Relation Metadata

This is a directory that contains metadata about the relations in your graph. None of this is required for the PRA code to function, but if you want to restrict predictions based on relation ranges, or keep the code from cheating by using known inverses, you should specify the directory containing these files in the experiment specification. The directory generally has the following entries:

  • category_instances/: A directory containing all of the instances of each category, one category per file (format is just one instance per line). This, in conjunction with a ranges.tsv file, is necessary for restricting the predictions that PRA makes.

  • domains.tsv: A mapping from relations to the category corresponding to the relation’s domain. Currently unused. Format is [relation] \t [domain], where domain must have a corresponding file in category_instances/.

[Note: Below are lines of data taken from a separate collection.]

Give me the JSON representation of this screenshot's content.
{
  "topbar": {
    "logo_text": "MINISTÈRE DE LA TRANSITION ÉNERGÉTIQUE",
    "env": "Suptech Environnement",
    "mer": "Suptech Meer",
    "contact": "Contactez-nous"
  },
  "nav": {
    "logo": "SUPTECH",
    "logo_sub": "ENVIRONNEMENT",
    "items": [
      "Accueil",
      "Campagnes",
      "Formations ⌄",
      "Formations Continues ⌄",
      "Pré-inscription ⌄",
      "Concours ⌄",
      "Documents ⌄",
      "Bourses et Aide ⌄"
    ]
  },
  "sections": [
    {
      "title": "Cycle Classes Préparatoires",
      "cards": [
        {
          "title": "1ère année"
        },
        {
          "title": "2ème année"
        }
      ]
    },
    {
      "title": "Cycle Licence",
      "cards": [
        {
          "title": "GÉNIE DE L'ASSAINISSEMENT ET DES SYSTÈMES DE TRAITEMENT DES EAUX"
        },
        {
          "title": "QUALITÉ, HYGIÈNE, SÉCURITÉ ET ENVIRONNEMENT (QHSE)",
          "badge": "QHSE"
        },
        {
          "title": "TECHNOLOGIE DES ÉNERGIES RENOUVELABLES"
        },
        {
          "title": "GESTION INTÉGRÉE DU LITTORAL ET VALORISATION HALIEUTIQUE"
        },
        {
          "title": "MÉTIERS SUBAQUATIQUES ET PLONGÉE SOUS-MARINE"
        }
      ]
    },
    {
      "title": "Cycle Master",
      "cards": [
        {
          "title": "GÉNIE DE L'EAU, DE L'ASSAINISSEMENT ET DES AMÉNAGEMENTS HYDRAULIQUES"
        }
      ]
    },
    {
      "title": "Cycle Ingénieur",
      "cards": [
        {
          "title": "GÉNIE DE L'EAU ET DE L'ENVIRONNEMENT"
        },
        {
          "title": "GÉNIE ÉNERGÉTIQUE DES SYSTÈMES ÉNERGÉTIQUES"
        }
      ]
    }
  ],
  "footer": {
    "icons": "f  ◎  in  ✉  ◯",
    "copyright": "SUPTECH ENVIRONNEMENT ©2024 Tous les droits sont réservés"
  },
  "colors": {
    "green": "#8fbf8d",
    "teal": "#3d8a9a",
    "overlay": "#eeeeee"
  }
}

  • ranges.tsv: A mapping from relations to the category corresponding to the relation’s range. Used to restrict PRA’s predictions. Format is [relation] \t [range], where range must have a corresponding file in category_instances/.

  • inverses.tsv: A mapping from relations to their inverses. This is used for restricting the random walks. When training a PRA classifier to predict a relation, you need to “remove” the edges that correspond to the training data, so you don’t learn things that won’t be useful, and edges that correspond to the testing data, so you’re not cheating. If there are known inverses in the graph, we need to remove both the original edge and its inverse, when applicable.

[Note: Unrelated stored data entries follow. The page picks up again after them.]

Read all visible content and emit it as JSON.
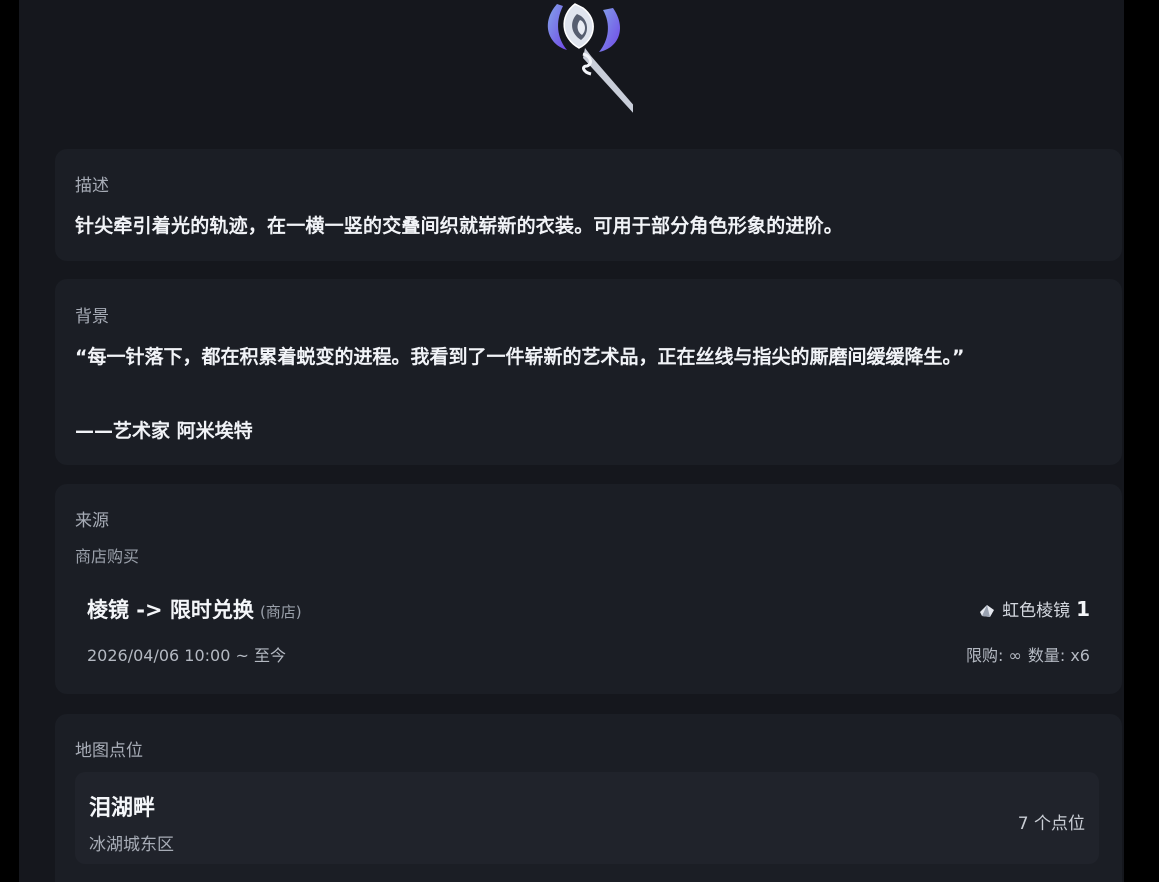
{
  "description": {
    "label": "描述",
    "text": "针尖牵引着光的轨迹，在一横一竖的交叠间织就崭新的衣装。可用于部分角色形象的进阶。"
  },
  "background": {
    "label": "背景",
    "quote": "“每一针落下，都在积累着蜕变的进程。我看到了一件崭新的艺术品，正在丝线与指尖的厮磨间缓缓降生。”",
    "author": "——艺术家 阿米埃特"
  },
  "source": {
    "label": "来源",
    "subtitle": "商店购买",
    "entry": {
      "title": "棱镜 -> 限时兑换",
      "tag": "(商店)",
      "period": "2026/04/06 10:00 ~ 至今",
      "cost_icon": "prism-gem-icon",
      "cost_currency": "虹色棱镜",
      "cost_amount": "1",
      "limit": "限购: ∞",
      "quantity": "数量: x6"
    }
  },
  "map_points": {
    "label": "地图点位",
    "locations": [
      {
        "name": "泪湖畔",
        "area": "冰湖城东区",
        "count": "7 个点位"
      }
    ]
  },
  "colors": {
    "background": "#15171d",
    "card": "#1b1e25",
    "accent": "#6b5cff"
  }
}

Not really metadata, but these are produced by my code that generates these directories for NELL and Freebase, and they might be handy in some other parts of the code:

  • labeled_edges.tsv: Contains all relation instances in the KB, each of which will correspond to a single edge in a PRA graph. This file is generally referenced in a relation set, when creating graphs, as described below.

  • relations/: A directory containing all of the instances of each relation, one relation per file. This is used to simplify the process of cross validation, when a fixed training/testing set isn’t specified in a split directory (see below).

If you are using Freebase, you shouldn’t have to create these directories manually. There is a class in the PRA code base, graphs.FreebaseKbFilesCreator, that does this for you. You could also download the data files from my EMNLP 2014 paper, as it contains relation metadata for NELL and Freebase, though they are under the kb_files/ directory, instead of the relation_metadata/ directory. I didn’t include the NellKbFilesCreator in this repository, because it has too many dependencies on the NELL codebase - I would have had to copy too many files over. If you really want to create new relation metadata for a newer version of NELL than you can get from the data files in the EMNLP 2014 paper, talk to me.